Saturday, December 12, 2009

What goes around, comes around

This is an old video -- it made the rounds in the early part of the decade and again a couple of years ago.  It's still funny.  When I saw it in previous years, it didn't have the ring of truth that it has now -- I feel much this way about Facebook. You have this thing called a Wall?  And when I type something there -- who sees it??  Huh?  I am feeling old -- I just don't get Facebook.



This skit originally aired on a Norwegian comedy television show in 2001, which provides me with a segue: Apparently when the Monty Python movie "The Life of Brian" (a religious satire about a man born in the stall next to Jesus, who has amusingly parallel -- if less godhooded -- experiences) was released in 1979, it was banned in a number of countries, including Norway.  In Sweden, however, the movie was marketed with the tag line, "So funny, it was banned in Norway!".  (Read about more banned films here.)

4 comments:

peaceable_tate said...

Very amusing.
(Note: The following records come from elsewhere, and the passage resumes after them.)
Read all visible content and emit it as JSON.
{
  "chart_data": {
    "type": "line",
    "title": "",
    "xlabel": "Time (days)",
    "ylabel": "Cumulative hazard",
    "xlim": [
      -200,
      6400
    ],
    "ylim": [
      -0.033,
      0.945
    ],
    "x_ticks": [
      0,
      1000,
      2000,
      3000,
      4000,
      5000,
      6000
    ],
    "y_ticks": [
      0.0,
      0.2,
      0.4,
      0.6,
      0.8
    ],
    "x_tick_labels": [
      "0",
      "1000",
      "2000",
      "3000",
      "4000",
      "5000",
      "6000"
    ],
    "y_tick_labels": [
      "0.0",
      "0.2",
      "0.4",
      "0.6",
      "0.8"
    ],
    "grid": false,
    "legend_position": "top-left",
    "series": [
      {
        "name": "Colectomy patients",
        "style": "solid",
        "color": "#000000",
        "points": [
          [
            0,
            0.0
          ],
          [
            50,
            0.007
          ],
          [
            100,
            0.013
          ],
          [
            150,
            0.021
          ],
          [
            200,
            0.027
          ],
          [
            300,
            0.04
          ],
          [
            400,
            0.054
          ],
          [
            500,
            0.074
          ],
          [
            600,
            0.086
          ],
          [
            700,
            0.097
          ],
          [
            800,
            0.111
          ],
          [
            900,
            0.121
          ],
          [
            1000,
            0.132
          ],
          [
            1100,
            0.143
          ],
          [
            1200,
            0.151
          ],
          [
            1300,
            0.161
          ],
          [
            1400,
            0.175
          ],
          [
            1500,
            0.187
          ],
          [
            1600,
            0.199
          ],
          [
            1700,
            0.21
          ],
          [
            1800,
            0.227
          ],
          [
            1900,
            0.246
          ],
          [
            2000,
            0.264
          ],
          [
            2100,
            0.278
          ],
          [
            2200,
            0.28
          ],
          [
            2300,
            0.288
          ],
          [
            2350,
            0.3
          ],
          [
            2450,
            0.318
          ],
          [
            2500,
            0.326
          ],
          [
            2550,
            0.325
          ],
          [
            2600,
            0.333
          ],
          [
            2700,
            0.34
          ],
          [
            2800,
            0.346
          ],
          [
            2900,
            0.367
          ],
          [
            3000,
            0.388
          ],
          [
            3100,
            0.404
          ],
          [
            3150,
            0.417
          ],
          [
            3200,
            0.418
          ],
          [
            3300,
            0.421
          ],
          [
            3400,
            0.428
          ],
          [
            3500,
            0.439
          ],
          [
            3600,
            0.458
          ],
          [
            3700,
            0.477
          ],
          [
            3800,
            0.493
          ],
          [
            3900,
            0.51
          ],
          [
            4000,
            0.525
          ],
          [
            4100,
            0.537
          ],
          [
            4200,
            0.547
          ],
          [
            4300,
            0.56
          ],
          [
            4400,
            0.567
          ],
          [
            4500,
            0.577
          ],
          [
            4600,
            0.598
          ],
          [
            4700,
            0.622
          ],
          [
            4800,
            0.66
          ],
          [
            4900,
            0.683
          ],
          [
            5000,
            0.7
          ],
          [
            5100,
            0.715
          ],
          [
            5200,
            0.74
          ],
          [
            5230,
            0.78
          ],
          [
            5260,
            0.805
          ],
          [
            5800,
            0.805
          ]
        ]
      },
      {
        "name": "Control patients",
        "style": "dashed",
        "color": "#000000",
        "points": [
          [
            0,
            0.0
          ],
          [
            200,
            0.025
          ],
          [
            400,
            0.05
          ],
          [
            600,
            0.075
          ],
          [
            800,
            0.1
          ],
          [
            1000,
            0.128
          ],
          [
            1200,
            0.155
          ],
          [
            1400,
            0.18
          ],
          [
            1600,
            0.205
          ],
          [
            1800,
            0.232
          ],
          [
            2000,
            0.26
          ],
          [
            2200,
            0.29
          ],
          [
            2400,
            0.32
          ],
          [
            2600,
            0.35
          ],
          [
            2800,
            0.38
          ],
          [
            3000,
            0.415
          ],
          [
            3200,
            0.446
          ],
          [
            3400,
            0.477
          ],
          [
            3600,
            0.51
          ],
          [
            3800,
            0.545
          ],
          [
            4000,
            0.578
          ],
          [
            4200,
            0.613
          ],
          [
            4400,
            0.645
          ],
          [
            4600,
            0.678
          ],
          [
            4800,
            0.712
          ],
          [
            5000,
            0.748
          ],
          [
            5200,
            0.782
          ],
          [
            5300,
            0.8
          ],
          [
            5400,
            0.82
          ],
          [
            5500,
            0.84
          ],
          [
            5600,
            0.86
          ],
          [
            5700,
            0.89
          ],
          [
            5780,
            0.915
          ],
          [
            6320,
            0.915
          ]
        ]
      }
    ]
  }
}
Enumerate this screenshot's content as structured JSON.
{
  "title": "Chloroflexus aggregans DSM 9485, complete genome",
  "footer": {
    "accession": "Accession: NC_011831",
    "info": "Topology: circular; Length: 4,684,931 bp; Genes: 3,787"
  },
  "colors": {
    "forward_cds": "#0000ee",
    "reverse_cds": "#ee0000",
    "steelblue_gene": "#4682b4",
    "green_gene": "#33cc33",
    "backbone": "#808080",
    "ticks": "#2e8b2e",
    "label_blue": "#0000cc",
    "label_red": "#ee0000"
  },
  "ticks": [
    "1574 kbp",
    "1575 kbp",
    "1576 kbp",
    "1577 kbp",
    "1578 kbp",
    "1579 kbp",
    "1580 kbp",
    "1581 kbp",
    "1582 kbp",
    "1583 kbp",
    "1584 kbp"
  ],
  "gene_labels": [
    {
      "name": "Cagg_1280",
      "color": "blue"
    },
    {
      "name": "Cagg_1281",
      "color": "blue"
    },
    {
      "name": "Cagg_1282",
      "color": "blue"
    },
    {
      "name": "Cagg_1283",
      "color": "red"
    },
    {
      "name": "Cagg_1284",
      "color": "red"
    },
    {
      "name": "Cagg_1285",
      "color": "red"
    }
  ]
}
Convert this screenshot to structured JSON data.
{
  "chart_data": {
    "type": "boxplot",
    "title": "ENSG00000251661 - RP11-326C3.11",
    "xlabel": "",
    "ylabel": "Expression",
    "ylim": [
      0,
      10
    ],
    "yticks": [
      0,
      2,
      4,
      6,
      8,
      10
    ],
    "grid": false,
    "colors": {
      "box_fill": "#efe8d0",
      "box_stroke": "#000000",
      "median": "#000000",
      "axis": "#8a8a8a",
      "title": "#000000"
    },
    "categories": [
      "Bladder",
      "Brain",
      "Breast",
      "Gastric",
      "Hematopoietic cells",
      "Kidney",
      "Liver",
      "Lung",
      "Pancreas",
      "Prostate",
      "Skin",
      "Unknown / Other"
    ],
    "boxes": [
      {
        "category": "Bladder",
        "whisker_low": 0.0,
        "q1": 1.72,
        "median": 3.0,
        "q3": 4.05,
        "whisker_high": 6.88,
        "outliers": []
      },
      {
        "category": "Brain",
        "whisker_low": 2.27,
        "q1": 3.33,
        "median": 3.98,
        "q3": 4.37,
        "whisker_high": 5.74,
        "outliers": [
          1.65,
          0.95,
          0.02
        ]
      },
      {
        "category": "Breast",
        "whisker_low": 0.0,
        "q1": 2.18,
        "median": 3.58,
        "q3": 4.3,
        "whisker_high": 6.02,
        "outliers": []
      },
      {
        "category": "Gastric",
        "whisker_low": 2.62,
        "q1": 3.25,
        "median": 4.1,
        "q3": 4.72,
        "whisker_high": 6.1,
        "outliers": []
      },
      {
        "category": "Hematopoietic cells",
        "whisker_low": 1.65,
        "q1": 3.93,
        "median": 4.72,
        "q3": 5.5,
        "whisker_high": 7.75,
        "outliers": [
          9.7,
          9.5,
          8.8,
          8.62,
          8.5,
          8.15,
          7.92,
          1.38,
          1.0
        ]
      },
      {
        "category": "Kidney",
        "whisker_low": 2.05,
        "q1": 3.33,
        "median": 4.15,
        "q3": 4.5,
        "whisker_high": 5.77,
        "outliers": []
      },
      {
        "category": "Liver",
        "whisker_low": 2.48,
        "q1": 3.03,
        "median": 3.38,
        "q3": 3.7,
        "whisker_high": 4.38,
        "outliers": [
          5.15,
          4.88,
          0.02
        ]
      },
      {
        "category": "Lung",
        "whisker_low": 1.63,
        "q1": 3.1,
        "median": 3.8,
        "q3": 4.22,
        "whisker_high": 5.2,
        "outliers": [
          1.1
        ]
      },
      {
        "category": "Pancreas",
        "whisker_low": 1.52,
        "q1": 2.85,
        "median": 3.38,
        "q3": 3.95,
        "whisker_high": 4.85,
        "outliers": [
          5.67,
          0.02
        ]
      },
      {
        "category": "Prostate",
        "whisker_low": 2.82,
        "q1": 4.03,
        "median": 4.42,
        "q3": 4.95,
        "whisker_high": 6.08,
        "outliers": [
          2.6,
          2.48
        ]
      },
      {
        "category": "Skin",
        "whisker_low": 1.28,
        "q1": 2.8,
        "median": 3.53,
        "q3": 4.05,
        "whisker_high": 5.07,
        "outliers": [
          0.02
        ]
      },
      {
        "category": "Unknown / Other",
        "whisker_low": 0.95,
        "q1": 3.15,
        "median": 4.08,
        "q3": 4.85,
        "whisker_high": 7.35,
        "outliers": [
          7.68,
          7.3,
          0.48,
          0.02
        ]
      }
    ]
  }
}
The actors have the social interactions tuned just right.

The Bride said...

Very funny. I haven't seen it before.

Tom said...

For what it's worthy, I've been playing around with FB quite a bit recently, and am ready to conclude that

1/ the security model is extremely ad hoc, opaque, and probably broken (I recommend keeping your FB password unique -- don't use one common to other sites -- and don't publish your email address.)

2/ no one really understands it,

3/ pretty much everyone just uses the status posting on the home page, rather than the wall, which thus is very quiet,

4/ the live feed has all kinds of trivial notifications, but everything appears there first, and the delay between the live feed and the news feed can obscure how things really work,

5/ performance is spotty, and its buggy.

Is this consistent with your experience?

Most of my 'friends' are jazz musicians. I receive lots of gig announcements, which is the real reason I use it.

Vivi said...

You, Tom, have a far more explicit understanding of FB than I've developed. I'm still confused about the difference between status on the home page and status on the wall, and in fact, just what the wall is for.

By the way, yesterday the Texan read an article that if you Google yourself now, it will turn up your FB profile -- and that Google has been quietly suggesting to all the social networking sites that they clean up their privacy. We tried, and yes, her FB profile comes up first for her on Google (she has an unusual name). My more common name has several mis-leads, but there is not only my FB profile and Infocom-related entries, but the shock of seeing myself in video, from the documentary that will be released early in 2010.